Kinetics Flashcards
1
Q
Free Energy Change of the Reaction (ΔGrxn) and Activation Energy (Eₐ)
A
- Difference between the free energy of the products and the free energy of the reactants is ΔG(rxn).
- -ΔG(rxn) = Exergonic (energy released) and Spontaneous.
- +ΔG(rxn) = Endergonic (energy absorbed) and Nonspontaneous.
- Activation Energy is energy required to reach Transition State.
- Difference in free energy between the transition state and the reactants is the activation energy of the forward reaction.

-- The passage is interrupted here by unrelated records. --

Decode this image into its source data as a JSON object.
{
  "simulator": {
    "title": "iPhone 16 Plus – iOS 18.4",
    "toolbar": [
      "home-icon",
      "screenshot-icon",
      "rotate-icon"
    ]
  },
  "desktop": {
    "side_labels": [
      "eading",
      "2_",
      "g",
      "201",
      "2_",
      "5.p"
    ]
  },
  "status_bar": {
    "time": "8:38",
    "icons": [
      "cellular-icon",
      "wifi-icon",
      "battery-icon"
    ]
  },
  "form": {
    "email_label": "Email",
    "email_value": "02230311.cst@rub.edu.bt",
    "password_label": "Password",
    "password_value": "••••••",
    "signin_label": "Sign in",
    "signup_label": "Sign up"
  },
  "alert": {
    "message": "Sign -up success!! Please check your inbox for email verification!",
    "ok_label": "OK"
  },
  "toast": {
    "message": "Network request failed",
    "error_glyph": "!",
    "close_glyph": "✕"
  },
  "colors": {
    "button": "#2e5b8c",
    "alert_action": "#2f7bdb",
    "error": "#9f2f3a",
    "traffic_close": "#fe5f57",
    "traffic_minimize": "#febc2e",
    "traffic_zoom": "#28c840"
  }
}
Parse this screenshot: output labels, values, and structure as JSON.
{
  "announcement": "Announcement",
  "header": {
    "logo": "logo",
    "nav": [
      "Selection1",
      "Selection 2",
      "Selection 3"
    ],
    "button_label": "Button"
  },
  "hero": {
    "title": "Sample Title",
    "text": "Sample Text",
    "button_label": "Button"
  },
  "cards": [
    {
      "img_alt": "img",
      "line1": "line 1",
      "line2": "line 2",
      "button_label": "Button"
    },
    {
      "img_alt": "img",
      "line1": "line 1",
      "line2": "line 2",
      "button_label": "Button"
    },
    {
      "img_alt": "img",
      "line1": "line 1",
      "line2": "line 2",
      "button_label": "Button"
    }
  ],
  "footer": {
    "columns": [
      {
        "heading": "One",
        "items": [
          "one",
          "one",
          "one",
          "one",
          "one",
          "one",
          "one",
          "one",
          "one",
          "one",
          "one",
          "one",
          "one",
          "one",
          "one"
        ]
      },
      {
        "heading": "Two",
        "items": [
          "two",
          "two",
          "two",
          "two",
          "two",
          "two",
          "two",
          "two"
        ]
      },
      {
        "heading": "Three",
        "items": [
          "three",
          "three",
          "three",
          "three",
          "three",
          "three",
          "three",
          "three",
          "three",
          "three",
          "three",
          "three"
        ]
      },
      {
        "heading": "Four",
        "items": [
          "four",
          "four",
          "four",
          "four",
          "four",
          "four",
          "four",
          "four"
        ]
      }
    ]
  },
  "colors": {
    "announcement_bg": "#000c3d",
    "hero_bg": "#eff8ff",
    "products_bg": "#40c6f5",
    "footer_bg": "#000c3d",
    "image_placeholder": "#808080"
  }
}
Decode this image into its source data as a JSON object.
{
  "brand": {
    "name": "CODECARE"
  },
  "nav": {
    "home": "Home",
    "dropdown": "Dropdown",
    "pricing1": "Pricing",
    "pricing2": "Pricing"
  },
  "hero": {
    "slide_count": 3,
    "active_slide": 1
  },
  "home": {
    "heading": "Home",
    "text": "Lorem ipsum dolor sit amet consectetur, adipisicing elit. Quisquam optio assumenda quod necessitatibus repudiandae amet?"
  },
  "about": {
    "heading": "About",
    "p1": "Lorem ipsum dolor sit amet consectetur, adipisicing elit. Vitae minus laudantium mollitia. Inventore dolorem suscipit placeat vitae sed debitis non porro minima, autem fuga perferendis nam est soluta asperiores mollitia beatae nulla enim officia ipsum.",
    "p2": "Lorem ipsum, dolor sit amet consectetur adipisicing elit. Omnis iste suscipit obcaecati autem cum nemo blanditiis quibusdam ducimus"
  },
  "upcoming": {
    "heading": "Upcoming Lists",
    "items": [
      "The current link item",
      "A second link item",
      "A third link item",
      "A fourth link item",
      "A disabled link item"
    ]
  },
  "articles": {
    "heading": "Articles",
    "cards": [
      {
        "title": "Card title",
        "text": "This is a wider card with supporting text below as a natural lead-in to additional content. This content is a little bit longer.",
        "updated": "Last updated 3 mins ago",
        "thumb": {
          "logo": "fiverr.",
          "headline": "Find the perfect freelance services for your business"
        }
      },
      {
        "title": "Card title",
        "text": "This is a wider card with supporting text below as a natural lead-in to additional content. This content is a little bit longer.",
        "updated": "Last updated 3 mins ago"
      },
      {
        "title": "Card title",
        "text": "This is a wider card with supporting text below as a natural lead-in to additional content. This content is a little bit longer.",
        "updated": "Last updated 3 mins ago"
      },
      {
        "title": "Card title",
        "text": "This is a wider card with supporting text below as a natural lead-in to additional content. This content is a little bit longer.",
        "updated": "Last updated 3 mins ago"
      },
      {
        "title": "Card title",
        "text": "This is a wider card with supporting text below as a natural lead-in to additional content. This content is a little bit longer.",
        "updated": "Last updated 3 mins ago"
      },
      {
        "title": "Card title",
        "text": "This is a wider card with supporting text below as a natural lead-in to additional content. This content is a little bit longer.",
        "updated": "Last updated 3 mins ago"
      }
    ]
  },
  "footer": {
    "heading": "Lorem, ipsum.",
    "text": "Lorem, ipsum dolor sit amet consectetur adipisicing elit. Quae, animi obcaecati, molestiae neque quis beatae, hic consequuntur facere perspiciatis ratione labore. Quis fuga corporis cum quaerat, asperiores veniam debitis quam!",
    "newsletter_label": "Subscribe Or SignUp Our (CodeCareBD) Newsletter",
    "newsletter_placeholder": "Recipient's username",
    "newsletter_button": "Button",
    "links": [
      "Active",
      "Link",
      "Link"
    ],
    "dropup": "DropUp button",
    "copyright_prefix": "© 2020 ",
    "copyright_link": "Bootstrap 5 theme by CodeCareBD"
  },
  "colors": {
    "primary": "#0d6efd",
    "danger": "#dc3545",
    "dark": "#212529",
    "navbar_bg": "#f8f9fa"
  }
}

- Difference in free energy between the transition state and the products is the activation energy of the reverse reaction.
2
Q
Mechanisms
A
- Intermediate may be found in reaction mechanisms.
- Rate-Limiting Step is slowest step.
- Rate Constant (k) increases as Temperature (T) increases and as Activation Energy (Eₐ) decreases, according to Arrhenius Equation.
3
Q
Factors Affecting Reaction Rate
A
- Reaction rate increases as Reactant Concentrations increase for all but zero-order reactions, because the number of effective collisions per unit time, and thus the Frequency Factor (A), increases.
- Reaction rate increases as Temperature increases, because the average kinetic energy, and thus the proportion of reactants gaining enough energy to surpass Eₐ, increases.
- Reaction rate may depend on aqueous or nonaqueous environment and the physical state (solid, liquid, gas) of medium.
- Reaction rate increases via action of Catalysts, which reduce Eₐ for reaction to proceed.
4
Q
Reaction Rates
A
- General Rxn: aA + bB -> cC + dD.
- rate = -Δ[A]/(aΔt) = -Δ[B]/(bΔt) = +Δ[C]/(cΔt) = +Δ[D]/(dΔt), in units of M/s.
- Rate Law: r = k[A]ˣ[B]ʸ.
- Order of Reaction = x + y.
- Rate laws only involve reactants, never products.
- K(eq) for reversible reaction is rate constant for forward reaction divided by rate constant for reverse reaction (Keq = k/k₋₁).
5
Q
Zero-Order Reaction
A
- r = k[A]⁰[B]⁰ = k, where k has units M/s.
- In zero-order reactions, k can only be changed by increasing temperature or adding catalysts.
- On Conc vs Time graph, k = -slope.
6
Q
First-Order Reaction
A
- r = k[A]¹, where k has units s⁻¹.
- Radioactive decay is example of first-order reaction. r = -Δ[A]/(aΔt) = k[A].
- On ln[A] vs Time graph, k = -slope.
7
Q
Second-Order Reaction
A
- r = k[A]¹[B]¹ or r = k[A]², where k has units M⁻¹s⁻¹.
- Second-order reaction often suggests physical collision between reactants.
- On 1/[A] vs Time graph, k = slope.
8
Q
Broken-Order Reactions and Mixed-Order Reactions
A
- Broken-Order Reactions have non-integer orders (fractions).
- Mixed-Order Reactions have orders that vary over course of reaction; reaction appears first-order at the beginning and second-order at the end.